|Department of Public Information • News and Media Division • New York|
Press Conference on ‘The United Nations and Global Economic Governance’
There was an urgent need to re-balance not only the global economy, but also global governance, two participants in a Headquarters press conference said today, underlining the clear necessity to create institutions reflecting the new balance of economic power in today’s world.
Marc Uzan, Executive Director of the Paris-headquartered Bretton Woods Committee, and Murat Karimsakov, Chair of the Executive Body of Kazakhstan’s “Eurasian Economic Club of Scientists” Association, were speaking on “The United Nations and Global Economic Governance” at a press conference sponsored by the Permanent Mission of Kazakhstan. That country would host the “World Anti-Crisis Conference in Astana from 23 to 24 May, they announced, noting that the event would coincide with the Astana Economic Forum. More than 50 Ministers, Heads of State and Government, as well as leading international experts were expected to attend.
Mr. Uzan said it was vital that the world think seriously about structural challenges to reforming global governance, whether the Bretton Woods institutions should drive the new global financial architecture, or whether the emerging world might, in fact, wish to create its own institutions. There was also a need for greater inclusiveness. “We know that the G-20 has been the forum for international economic policy over the last five years,” he said. “But, the G-20 clearly reflects maybe the major countries, but is not very inclusive for the rest of the world.” It was, therefore, necessary to reach out to countries that were not members of the G-20 but wished to contribute to the discussions.
The World Anti-Crisis Conference would, therefore, give voice to those countries wishing to contribute to the current debate and to provide useful contributions to reform of the global financial architecture, he said. It was good that the Conference would be held in a country that was not a member of the G-20, as it would provide a balance between different States and different perspectives not only on creating a new economic order, but on re-balancing a major transformation of the global financial system.
Mr. Karimsakov, who led Kazakhstan’s delegation to the General Assembly’s thematic debate on the United Nations and Global Economic Governance, agreed with that assessment, saying it was obvious that the effects of the global economic and financial crises, as well as the impact of international actions to overcome them, had led to the conclusion that the world needed a single policy of global governance. The main outcome of the World Anti-Crisis Conference was expected to be the adoption of its final declaration and of the main directions and priorities of the draft World Anti-Crisis Plan. That would be sent to Heads of Government and presented to the General Assembly and the G-20 Summit later this year.

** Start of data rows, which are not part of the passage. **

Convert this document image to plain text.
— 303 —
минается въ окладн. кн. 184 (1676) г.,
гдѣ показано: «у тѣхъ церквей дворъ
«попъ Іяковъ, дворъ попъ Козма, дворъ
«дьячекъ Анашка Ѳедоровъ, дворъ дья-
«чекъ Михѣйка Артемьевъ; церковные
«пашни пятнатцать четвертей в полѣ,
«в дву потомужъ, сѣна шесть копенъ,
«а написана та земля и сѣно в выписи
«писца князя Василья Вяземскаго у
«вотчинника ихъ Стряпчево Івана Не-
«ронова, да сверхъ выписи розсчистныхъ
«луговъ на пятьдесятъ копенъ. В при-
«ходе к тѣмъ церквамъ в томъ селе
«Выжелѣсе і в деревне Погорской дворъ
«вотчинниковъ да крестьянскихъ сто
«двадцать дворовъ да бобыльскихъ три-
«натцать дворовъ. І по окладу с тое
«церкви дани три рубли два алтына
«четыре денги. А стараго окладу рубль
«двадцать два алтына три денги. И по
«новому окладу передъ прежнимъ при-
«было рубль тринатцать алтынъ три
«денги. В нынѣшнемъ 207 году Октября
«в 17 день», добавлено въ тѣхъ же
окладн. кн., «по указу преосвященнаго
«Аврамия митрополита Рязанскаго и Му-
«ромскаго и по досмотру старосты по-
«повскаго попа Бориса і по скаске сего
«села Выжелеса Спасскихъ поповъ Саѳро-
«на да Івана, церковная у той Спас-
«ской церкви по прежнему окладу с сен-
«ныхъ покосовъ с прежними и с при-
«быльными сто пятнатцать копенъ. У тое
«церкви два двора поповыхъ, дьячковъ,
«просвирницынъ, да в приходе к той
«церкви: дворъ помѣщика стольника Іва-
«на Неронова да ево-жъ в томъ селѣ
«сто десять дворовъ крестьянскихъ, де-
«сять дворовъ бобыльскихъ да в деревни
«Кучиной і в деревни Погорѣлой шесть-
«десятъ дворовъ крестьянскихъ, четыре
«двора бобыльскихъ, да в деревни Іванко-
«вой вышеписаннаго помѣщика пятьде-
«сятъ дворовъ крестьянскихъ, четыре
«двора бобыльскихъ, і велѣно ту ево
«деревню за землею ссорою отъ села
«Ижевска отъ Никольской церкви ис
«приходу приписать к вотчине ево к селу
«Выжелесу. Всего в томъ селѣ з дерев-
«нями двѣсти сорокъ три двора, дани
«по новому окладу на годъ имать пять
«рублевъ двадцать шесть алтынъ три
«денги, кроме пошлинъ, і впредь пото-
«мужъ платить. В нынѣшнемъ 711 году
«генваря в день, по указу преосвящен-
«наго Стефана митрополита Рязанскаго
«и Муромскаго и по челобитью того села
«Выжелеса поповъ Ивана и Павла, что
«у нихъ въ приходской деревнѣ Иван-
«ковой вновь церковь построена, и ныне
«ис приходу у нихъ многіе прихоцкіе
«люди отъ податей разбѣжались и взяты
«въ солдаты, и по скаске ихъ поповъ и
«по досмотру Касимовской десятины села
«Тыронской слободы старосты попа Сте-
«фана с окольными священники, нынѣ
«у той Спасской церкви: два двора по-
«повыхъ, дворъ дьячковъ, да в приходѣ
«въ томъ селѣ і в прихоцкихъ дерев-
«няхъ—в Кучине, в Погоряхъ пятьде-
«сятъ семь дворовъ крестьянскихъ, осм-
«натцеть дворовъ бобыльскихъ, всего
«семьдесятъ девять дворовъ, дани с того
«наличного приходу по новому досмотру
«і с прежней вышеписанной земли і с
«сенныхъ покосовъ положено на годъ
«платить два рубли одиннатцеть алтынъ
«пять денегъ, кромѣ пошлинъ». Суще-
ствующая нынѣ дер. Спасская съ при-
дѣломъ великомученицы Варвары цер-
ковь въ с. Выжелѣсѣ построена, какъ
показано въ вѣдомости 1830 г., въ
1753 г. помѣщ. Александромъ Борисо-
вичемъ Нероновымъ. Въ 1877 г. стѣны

Presenting an overview of the World Anti-Crisis Conference, Mr. Uzan said it would aim to diagnose the main challenges to the global financial system, especially in the Western world. Secondly, in showcasing the current situation, it would highlight the difficulties of reaching a consensus solution, and hopefully try to reconcile different perspectives and solutions in the context of the discussions in today’s thematic debate.
Asked whether a potential alternative “basket currency” to the United States dollar would be on the Astana Conference’s agenda, as suggested in some quarters, Mr. Uzan confirmed that the matter would be tabled, not least because the world faced a transition in respect of the way in which the international monetary system would operate in the next few years. While the world had a de facto dollar standard, it was also well known that with China’s ascendancy, the renminbi would play a major role in the next 10 years, although that country remained “very far away” from providing a reserve currency because theirs was not convertible. “But, we have to think about the international monetary arrangements for the next decade,” he emphasized.
To a question about reform of the International Monetary Fund (IMF), he stressed that the World Anti-Crisis Conference was not intended merely to focus on the global economy’s current economic prospects, the challenges of which were well known. Another issue on the international agenda was reform of the global financial architecture, and what role the IMF should play in a new world where Western countries were becoming debtors of the Fund and no longer its creditors.